+
+(*D
+D[retr-1]
+Look for example the type of `a`. The command `nchange in a with A`
+would fail because of the missing η-conversion rule. We have thus
+to pattern match over `A` and introduce its pieces.
+
+D[retr-2]
+Now the system accepts that the type of `a` is the fist component
+of the axiom set, now called `S`. Unfolding definitions in `H` we discover
+there is still some work to do.
+
+D[retr-3]
+To use the equation defining `b` we have to eliminate `H`. Unfolding
+definitions in `x` tell us there is still something to do. The `nrewrite`
+tactic is a shortcut for the elimination principle of the equality.
+It accepts an additional argument `<` or `>` to rewrite left-to-right
+or right-to-left.
+
+D[retr-4]
+We defined `𝐝` to be the first projection of `x`, thus we have to
+eliminate `x` to actually compute `𝐝`.
+
+The remaining part of the proof it not interesting and poses no
+new problems.
+
+D*)
+
+(*D
+
+We then define the inductive type of ordinals, parametrized over an axiom
+set. We also attach some notations to the constructors.
+
+D*)
+
+ninductive Ord (A : nAx) : Type[0] ≝
+ | oO : Ord A
+ | oS : Ord A → Ord A
+ | oL : ∀a:A.∀i.∀f:𝐃 a i → Ord A. Ord A.
+
+notation "0" non associative with precedence 90 for @{ 'oO }.
+notation "x+1" non associative with precedence 50 for @{'oS $x }.
+notation "Λ term 90 f" non associative with precedence 50 for @{ 'oL $f }.
+
+interpretation "ordinals Zero" 'oO = (oO ?).
+interpretation "ordinals Succ" 'oS x = (oS ? x).
+interpretation "ordinals Lambda" 'oL f = (oL ? ? ? f).
+
+(*D
+
+The definition of `U⎽x` is by recursion over the ordinal `x`.
+We thus define a recursive function using the `nlet rec` command.
+The `on x` directive tells
+the system on which argument the function is (structurally) recursive.
+
+In the `oS` case we use a local definition to name the recursive call
+since it is used twice.
+
+Note that Matita does not support notation in the left hand side
+of a pattern match, and thus the names of the constructors have to
+be spelled out verbatim.
+
+D*)
+
+nlet rec famU (A : nAx) (U : Ω^A) (x : Ord A) on x : Ω^A ≝
+ match x with
+ [ oO ⇒ U
+ | oS y ⇒ let U_n ≝ famU A U y in U_n ∪ { x | ∃i.𝐈𝐦[𝐝 x i] ⊆ U_n}
+ | oL a i f ⇒ { x | ∃j.x ∈ famU A U (f j) } ].
+
+notation < "term 90 U \sub (term 90 x)" non associative with precedence 50 for @{ 'famU $U $x }.
+notation > "U ⎽ term 90 x" non associative with precedence 50 for @{ 'famU $U $x }.
+
+interpretation "famU" 'famU U x = (famU ? U x).
+
+(*D
+
+We attach as the input notation for U_x the similar `U⎽x` where underscore,
+that is a character valid for identifier names, has been replaced by `⎽` that is
+not.
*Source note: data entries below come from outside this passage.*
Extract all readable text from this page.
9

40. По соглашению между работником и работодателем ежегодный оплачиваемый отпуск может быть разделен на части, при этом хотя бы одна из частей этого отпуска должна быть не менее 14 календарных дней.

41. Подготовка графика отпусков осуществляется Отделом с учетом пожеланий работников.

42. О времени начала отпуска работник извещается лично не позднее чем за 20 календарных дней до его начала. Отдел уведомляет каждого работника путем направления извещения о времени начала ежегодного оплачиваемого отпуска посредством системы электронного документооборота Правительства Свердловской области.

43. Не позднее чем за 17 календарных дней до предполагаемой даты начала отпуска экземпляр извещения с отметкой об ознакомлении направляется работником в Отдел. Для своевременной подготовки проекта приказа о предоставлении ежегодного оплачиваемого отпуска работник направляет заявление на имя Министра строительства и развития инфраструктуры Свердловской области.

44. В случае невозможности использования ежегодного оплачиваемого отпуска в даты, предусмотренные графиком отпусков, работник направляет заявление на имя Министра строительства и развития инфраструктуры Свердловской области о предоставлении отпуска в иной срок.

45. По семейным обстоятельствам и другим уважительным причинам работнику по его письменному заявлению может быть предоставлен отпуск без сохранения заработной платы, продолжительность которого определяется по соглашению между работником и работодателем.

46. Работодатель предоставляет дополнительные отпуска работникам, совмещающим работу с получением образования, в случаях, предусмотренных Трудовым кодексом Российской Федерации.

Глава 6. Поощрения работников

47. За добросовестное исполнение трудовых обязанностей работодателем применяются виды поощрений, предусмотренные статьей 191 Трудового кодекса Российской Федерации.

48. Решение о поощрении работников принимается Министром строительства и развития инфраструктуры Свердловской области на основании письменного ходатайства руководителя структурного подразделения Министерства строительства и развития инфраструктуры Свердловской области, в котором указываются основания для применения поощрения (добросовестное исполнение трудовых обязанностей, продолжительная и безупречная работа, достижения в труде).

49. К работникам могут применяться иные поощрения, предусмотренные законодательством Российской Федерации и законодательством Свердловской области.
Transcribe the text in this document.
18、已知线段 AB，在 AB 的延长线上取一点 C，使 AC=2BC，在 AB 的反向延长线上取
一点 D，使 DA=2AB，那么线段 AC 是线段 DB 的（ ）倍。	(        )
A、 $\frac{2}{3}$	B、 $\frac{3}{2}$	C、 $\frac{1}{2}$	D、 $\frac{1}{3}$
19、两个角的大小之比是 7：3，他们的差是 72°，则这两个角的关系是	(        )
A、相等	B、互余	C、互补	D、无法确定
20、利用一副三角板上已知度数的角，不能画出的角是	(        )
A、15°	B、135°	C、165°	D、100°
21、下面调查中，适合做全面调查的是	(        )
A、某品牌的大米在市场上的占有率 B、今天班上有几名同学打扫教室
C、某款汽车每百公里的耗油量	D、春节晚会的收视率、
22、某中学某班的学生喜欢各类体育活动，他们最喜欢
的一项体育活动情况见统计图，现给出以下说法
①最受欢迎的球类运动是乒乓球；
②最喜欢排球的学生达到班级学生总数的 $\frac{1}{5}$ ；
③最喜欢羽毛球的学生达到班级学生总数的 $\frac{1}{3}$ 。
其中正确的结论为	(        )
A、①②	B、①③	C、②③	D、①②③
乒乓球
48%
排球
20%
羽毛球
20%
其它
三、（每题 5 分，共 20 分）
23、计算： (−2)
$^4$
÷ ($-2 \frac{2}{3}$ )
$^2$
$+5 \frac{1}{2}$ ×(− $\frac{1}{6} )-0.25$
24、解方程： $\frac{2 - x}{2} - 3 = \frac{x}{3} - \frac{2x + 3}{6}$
The symbol `⎽` can act as a separator, and can be typed as an alternative
+for `_` (i.e. pressing ALT-L after `_`).
+
+The notion ◃(U) has to be defined as the subset of elements `y`
+belonging to `U⎽x` for some `x`. Moreover, we have to define the notion
+of cover between sets again, since the one defined at the beginning
+of the tutorial works only for the old axiom set.
+
+D*)
+
+ndefinition ord_coverage : ∀A:nAx.∀U:Ω^A.Ω^A ≝
+ λA,U.{ y | ∃x:Ord A. y ∈ famU ? U x }.
+
+ndefinition ord_cover_set ≝ λc:∀A:nAx.Ω^A → Ω^A.λA,C,U.
+ ∀y.y ∈ C → y ∈ c A U.
+
+interpretation "coverage new cover" 'coverage U = (ord_coverage ? U).
+interpretation "new covers set" 'covers a U = (ord_cover_set ord_coverage ? a U).
+interpretation "new covers" 'covers a U = (mem ? (ord_coverage ? U) a).
+
+(*D
+
+Before proving that this cover relation validates the reflexivity and infinity
+rules, we prove this little technical lemma that is used in the proof for the
+infinity rule.
+
+D*)
+
+nlemma ord_subset: ∀A:nAx.∀a:A.∀i,f,U.∀j:𝐃 a i. U⎽(f j) ⊆ U⎽(Λ f).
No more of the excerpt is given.